You can also pass in a string as LearningData if you wish to keep it in a central place and have it available to all robots without needing to write it on disk first :slight_smile:

Have a great day,

Ioana

1 Like

Hi Iona - This is helpful info. The GitHub process code sample link doesn’t seem to work. Can you provide a new location for it? My company is looking to use the new intelligent OCR tools but the extractors are very limited at this point. The UiPath ML models built so far (invoices and contracts) likely won’t work for our large array of formats. Will there be a Studio Tool to build these ICR extractors ourselves eventually, based on our specific use-cases and formats? For now, I’d like to try creating an extractor specific to my scenario that is compatible with the Extractor Scope and Training Activities.

Hello @abetts2114,

Please try accessing the GitHub repo again, there were some permission issues a few days ago.
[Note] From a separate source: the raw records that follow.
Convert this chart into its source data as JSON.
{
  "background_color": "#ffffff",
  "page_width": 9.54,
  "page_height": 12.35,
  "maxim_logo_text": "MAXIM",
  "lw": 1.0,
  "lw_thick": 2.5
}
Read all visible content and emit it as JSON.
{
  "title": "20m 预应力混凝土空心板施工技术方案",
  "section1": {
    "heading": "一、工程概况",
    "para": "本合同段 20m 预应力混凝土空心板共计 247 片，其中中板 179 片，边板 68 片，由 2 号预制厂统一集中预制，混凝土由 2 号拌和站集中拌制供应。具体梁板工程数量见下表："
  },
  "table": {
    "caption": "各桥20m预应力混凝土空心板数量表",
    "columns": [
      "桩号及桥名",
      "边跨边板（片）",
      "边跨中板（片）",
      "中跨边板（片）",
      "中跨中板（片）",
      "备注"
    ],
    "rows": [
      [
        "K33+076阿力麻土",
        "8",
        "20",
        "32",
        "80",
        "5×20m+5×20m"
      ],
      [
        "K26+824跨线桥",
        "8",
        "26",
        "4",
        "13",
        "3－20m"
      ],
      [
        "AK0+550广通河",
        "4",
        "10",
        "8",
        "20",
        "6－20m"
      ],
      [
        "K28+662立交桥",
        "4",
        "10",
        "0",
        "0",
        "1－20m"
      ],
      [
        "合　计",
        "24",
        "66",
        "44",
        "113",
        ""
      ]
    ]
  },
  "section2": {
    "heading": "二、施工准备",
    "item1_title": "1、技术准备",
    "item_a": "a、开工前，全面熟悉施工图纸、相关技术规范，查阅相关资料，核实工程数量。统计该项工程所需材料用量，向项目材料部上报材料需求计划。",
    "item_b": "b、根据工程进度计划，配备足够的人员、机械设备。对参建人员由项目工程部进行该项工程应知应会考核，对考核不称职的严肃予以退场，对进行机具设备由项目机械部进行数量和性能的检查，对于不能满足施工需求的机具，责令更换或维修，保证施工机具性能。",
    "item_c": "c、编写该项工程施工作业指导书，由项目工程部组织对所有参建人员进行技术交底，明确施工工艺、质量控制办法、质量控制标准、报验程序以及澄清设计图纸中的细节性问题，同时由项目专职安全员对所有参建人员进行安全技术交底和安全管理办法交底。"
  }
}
Also, yes indeed, we will soon be releasing an on-prem machine learning model that you will be able to install on your own machines and train on whatever fields you need, and on whatever document types you need.

Please let me know how building your own extractor works for you - any feedback would be welcome!

1 Like

Hi @Ioana_Gligan

We are glad to hear of this on-prem machine learning algo that will arrive soon. Can’t wait, it would be a massive help with a few of our clients.

Kind regards,

Balint

1 Like